Home > database >  A failure of python crawler
A failure of python crawler

Time:10-02

I want to crawl baidu experience directory page before 3:
 import re 
The import urllib. Request

Def getHtml (url) :
Page=urllib. Request. Urlopen (url)
HTML=page. The read ()
Return the HTML


Def getTitle (HTML) :
Reg=r "title=" ([. * \ S] *) "target='
Imgre=re.com running (reg);
Imglist=re.
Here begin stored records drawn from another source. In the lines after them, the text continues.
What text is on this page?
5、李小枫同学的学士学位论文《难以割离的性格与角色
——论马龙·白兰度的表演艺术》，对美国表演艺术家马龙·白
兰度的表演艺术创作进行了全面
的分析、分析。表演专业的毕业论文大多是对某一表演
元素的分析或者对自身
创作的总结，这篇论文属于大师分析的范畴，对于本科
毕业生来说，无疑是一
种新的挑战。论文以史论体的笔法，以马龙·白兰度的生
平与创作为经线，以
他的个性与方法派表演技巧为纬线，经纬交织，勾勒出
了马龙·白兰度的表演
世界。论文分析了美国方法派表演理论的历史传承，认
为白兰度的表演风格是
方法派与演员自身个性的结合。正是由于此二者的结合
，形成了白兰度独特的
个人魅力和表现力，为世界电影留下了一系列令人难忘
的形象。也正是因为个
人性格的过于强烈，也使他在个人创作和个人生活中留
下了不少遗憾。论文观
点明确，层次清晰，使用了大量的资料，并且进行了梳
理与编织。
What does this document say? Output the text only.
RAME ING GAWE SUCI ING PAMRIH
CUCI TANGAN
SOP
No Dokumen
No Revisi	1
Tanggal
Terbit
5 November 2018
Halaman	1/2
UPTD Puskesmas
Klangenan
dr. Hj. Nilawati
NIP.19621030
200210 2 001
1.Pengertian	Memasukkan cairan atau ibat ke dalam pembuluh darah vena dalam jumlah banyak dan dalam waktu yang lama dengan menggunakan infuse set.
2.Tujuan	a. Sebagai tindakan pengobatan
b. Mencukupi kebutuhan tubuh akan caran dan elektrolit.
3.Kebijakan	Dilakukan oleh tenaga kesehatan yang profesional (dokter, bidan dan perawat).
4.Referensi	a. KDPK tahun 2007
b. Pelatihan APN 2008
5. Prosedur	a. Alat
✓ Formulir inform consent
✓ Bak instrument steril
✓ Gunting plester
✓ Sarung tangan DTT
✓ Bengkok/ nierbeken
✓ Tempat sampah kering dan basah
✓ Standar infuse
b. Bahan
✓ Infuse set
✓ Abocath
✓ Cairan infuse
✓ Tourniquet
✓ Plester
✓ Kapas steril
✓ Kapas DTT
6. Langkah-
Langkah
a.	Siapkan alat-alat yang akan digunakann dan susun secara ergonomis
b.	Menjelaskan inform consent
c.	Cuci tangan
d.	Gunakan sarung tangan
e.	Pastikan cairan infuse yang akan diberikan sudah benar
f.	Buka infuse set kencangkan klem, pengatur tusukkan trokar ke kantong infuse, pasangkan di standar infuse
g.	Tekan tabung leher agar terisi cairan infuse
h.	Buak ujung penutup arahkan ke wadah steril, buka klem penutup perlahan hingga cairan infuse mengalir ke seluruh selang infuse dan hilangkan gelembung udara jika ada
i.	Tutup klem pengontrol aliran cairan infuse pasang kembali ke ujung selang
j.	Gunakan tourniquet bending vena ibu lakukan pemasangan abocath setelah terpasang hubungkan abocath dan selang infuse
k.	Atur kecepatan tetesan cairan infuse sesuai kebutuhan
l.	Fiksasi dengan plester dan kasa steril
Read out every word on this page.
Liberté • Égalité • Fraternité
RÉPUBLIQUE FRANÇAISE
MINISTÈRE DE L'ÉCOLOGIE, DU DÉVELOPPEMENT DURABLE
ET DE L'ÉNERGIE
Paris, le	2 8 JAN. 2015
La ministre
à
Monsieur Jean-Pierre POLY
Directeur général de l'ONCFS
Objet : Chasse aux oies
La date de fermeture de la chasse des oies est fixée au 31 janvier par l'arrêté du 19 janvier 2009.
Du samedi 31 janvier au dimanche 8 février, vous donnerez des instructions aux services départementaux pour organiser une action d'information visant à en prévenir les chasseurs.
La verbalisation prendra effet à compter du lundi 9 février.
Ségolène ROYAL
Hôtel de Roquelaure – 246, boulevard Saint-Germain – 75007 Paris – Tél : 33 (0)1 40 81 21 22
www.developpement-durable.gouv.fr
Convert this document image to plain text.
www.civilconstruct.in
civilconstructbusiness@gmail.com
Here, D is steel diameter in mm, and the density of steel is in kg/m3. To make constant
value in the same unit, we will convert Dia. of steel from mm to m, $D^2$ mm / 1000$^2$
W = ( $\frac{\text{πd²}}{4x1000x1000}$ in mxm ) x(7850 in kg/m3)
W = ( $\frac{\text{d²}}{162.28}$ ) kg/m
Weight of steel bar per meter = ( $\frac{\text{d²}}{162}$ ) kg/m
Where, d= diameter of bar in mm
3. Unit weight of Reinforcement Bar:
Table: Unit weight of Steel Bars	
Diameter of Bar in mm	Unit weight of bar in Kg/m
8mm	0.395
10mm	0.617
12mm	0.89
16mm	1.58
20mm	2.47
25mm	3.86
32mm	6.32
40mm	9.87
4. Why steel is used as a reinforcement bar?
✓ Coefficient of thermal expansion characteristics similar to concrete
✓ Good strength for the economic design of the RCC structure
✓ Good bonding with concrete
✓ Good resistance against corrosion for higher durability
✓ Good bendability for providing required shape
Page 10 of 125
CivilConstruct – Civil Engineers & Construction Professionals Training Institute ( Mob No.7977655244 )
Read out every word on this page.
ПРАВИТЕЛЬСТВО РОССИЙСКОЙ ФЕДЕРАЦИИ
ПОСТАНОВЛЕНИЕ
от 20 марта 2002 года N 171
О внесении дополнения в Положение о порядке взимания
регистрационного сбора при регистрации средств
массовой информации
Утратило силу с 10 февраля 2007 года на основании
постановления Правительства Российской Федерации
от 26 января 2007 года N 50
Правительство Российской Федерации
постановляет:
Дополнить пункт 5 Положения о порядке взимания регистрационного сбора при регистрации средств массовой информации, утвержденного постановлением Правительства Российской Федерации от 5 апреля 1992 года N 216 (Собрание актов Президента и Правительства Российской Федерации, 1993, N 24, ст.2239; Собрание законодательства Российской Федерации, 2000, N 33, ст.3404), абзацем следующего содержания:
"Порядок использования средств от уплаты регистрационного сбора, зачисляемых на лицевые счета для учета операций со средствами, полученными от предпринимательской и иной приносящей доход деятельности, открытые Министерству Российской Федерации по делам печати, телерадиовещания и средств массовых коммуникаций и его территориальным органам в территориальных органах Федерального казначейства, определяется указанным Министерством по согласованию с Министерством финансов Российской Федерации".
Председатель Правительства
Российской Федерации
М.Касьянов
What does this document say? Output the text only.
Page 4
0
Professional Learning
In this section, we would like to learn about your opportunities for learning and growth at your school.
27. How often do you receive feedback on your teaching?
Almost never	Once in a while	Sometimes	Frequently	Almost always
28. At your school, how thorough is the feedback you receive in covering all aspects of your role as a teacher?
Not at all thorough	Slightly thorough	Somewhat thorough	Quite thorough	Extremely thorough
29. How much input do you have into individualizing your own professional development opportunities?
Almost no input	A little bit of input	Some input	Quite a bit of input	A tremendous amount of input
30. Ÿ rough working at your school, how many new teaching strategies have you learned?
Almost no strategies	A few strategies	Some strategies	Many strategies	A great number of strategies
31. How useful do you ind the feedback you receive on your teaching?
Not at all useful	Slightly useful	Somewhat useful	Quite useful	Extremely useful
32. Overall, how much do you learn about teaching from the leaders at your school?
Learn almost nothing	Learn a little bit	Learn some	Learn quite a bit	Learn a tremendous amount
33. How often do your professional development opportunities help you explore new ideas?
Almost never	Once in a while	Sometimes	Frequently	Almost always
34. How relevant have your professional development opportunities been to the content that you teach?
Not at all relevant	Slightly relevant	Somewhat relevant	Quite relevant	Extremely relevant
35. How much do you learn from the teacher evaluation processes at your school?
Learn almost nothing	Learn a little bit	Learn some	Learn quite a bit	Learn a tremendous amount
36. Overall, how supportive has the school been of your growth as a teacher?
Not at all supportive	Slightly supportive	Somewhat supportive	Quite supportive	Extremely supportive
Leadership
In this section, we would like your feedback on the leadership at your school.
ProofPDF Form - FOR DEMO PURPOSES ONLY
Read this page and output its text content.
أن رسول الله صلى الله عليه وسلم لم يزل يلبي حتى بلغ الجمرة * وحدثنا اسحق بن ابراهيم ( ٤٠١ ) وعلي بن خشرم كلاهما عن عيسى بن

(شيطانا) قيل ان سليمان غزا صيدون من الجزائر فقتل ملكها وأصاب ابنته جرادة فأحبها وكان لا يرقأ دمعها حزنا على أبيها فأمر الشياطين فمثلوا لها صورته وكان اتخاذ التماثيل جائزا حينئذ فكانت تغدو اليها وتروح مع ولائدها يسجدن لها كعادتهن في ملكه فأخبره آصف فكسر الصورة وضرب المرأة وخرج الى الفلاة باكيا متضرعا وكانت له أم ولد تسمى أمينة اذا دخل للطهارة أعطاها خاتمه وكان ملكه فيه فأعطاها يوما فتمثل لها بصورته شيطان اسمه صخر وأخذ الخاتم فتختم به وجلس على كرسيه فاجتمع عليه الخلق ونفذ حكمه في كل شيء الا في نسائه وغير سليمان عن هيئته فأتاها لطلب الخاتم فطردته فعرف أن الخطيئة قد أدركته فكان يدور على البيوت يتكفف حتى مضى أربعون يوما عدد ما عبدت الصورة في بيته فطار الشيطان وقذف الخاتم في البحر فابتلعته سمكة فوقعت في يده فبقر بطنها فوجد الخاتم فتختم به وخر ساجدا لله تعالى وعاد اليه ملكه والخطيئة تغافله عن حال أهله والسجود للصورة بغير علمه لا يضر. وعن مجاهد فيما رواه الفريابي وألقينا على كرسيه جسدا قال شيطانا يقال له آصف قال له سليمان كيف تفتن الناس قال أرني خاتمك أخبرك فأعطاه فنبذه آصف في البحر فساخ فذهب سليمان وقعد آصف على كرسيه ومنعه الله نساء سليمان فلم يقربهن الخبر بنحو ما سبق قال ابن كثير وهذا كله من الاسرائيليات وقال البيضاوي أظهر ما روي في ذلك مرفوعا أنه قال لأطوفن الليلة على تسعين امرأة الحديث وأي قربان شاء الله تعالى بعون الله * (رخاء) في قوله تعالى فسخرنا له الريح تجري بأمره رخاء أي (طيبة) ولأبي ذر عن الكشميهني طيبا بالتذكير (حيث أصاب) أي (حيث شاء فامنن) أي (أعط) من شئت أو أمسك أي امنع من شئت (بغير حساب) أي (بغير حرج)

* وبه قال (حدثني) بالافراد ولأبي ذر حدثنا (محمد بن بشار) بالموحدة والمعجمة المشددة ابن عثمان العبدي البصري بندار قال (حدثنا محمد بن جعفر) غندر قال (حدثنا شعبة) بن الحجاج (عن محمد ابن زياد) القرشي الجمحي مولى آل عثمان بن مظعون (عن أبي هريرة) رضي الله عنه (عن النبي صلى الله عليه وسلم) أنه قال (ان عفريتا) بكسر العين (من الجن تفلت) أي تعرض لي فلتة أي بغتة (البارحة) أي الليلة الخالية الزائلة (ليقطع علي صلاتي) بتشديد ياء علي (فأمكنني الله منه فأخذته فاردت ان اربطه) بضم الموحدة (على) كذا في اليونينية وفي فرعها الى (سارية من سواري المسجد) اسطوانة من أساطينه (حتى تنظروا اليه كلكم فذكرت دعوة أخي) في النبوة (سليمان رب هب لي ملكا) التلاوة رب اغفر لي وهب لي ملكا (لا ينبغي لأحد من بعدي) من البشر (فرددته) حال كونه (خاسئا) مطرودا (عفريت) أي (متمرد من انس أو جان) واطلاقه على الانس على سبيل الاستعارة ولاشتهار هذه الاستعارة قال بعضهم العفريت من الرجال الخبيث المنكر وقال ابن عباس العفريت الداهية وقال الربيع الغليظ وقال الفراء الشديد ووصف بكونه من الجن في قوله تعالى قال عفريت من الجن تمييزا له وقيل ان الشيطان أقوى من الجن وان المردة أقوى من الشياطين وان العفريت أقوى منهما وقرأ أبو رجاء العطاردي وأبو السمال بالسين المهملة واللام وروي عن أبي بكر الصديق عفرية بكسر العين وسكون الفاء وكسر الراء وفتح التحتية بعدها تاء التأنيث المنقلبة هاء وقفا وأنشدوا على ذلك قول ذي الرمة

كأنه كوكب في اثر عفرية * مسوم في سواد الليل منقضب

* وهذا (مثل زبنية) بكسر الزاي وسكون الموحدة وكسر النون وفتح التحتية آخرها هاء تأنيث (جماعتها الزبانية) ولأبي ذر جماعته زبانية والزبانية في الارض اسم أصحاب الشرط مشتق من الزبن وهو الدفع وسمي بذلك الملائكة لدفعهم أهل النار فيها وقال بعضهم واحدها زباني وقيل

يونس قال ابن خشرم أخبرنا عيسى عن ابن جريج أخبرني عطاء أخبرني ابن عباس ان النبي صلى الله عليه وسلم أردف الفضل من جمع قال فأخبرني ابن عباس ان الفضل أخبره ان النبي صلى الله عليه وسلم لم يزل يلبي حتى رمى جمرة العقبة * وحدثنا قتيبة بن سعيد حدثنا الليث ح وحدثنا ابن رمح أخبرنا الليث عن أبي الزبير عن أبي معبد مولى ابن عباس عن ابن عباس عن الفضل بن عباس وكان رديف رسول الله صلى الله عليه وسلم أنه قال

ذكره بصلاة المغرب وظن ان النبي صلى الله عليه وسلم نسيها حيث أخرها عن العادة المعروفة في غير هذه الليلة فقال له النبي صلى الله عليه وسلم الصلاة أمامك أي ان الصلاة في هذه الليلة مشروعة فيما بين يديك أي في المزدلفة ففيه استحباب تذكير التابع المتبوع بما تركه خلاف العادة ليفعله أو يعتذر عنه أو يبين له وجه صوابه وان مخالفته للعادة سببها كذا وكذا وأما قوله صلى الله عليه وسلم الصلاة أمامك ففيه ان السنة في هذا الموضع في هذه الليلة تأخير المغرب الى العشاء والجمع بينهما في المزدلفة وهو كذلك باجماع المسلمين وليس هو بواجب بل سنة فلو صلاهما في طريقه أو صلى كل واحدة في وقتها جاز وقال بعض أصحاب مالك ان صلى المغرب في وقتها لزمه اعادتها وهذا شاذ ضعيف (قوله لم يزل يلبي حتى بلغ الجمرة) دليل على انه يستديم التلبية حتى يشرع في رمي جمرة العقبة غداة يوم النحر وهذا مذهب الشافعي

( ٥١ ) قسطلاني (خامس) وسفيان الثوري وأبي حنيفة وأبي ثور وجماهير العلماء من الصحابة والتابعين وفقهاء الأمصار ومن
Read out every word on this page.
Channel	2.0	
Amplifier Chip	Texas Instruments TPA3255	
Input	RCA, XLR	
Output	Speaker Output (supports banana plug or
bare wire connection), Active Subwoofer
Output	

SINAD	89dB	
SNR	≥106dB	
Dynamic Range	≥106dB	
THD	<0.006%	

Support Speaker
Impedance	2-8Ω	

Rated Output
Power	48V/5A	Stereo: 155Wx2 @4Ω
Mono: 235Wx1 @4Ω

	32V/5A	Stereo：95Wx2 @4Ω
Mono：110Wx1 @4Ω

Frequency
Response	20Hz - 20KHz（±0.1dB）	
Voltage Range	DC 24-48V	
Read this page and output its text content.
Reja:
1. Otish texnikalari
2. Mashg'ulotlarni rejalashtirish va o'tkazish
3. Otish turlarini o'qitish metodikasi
The.findall (imgre, HTML)
Return imglist

Url="https://jingyan.baidu.com/user/npublic/? Uid=d1b612bceb0dc22ba8ffe137 & amp; Pn="
For I in range (0, 3 * 7, 7) :
I=STR (I)
A=url + I
Print (' link on this page is: \ n ', a)
HTML=getHtml (a)
HTML=HTML. Decode (' utf-8)
Print (" this page directory as follows ")
For I in getTitle (HTML) :
Print (I)

Is likely to become the first four pages in a few days, because the author may be written a new article,
The operation result is:
links on this page is:
https://jingyan.baidu.com/user/npublic/? Uid=d1b612bceb0dc22ba8ffe137 & amp; Pn=0
This page directory below
How to put the video or dynamic figure play in reverse chronological order?
How to use the network panel drawing implicit function image?
How to know the relationship between the displacement and displacement matrix?
How to deal with large amounts of data fitting (linear programming)?
Lattice in the plane of the relationship with the matrix multiplication
How to use AudioGenerator function?
How to install urllib3
Links on this page is:
https://jingyan.baidu.com/user/npublic/? Uid=d1b612bceb0dc22ba8ffe137 & amp; Pn=7
This page directory below
How to use math manual calculator draw images of the two functions?
Network panel how to implement the dynamic change of graphics fill color?
TXT file is too long, can't open?
How to use the computer a test matrix multiplication meet the associative law?
The python string operation have?
How to play wooden puzzle game on mobile phones?
Basic parameters of the audio based - how to view the audio?
Links on this page is:
https://jingyan.baidu.com/user/npublic/? Uid=d1b612bceb0dc22ba8ffe137 & amp; Pn=14
This page directory below
How to keep in mind that color chart
How did undertale the first level
Guide to navigate how to upgrade
Mobile phone how to set the cylinder rotate?
How to use ali ruban intelligent design platform
Published novels earn money on your phone?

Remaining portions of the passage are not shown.